Ocurre en muchas ocasiones que los criterios de evaluación de las actividades humanas están claramente equivocados.
Cuentan que había un leñador que fue contratado para trabajar en una empresa dedicada a la fabricación de muebles. Su tarea iba a ser la de “cortado de árboles”. El trabajo era duro, pero las condiciones salariales eran buenas y además el puesto de trabajo se encontraba en un lugar cercano a su residencia. Por tanto, el leñador se propuso hacer un buen trabajo. El primer día se presentó al capataz, que le dio un hacha y le asignó una zona del bosque. El hombre, entusiasmado, salió al bosque a talar árboles. En un solo día cortó dieciocho árboles. Te felicito -le dijo el capataz-. Sigue así. Animado por las palabras del capataz, el leñador se decidió a mejorar su propio trabajo al día siguiente.
Por la mañana el leñador se levantó muy pronto llegando al trabajo incluso antes de la hora de inicio de la jornada.
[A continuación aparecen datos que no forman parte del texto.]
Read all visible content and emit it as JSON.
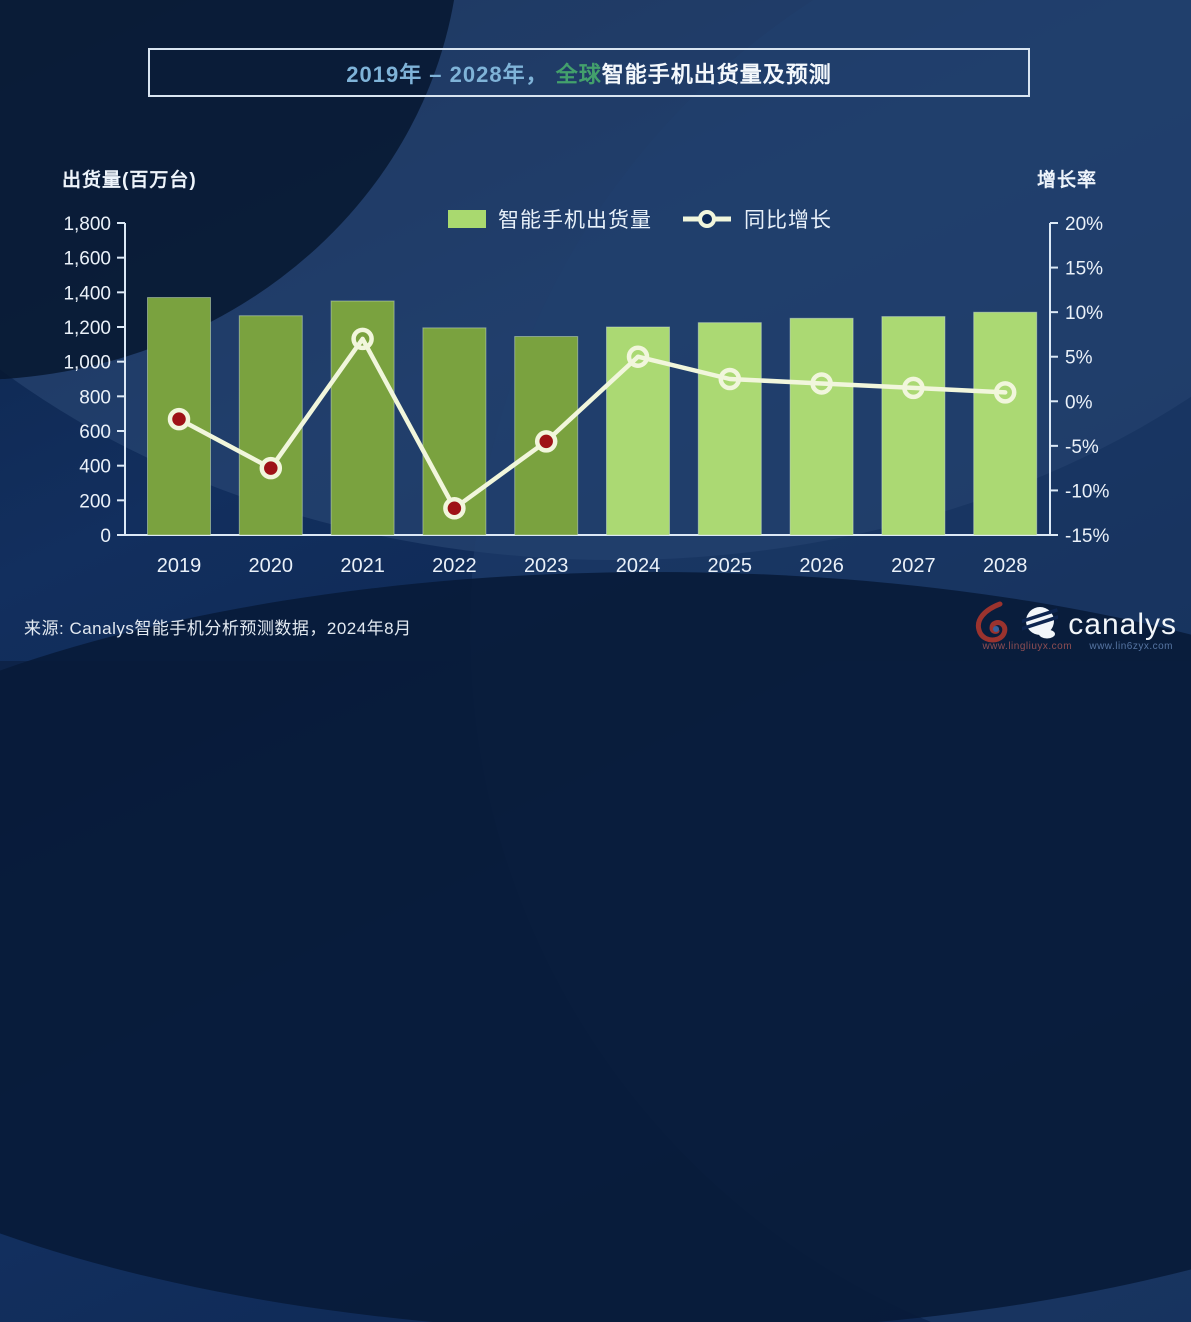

Estaba totalmente comprometido y decidido a superar la marca del día anterior. Sin embargo, y a pesar de todo su empeño, no consiguió cortar más de quince árboles. -Debo estar cansado -pensó. Y decidió acostarse con la puesta de sol.
Al día siguiente se levantó todavía más decidido a batir su marca de dieciocho árboles. Sin embargo, ese día no llegó ni a la mitad. Luego fueron siete, luego cinco, y el último día estuvo toda la tarde tratando de talar su segundo árbol. Inquieto por lo que diría el capataz, el leñador fue a contarle lo que le estaba pasando y a jurarle y perjurarle que se estaba esforzando hasta los límites del desfallecimiento.
El capataz le preguntó: ¿Cuándo afilaste tu hacha por última vez? Y su respuesta fue: -Afilar, no he tenido tiempo para ello. He estado demasiado ocupado talando árboles-.
Lo dicho: no se trata sólo de esfuerzo ni de compromiso. Ambos no tienen sentido si no disponemos de criterios para definir la eficacia y eficiencia en las actividades que desarrollamos y de sistemas de evaluación adecuados.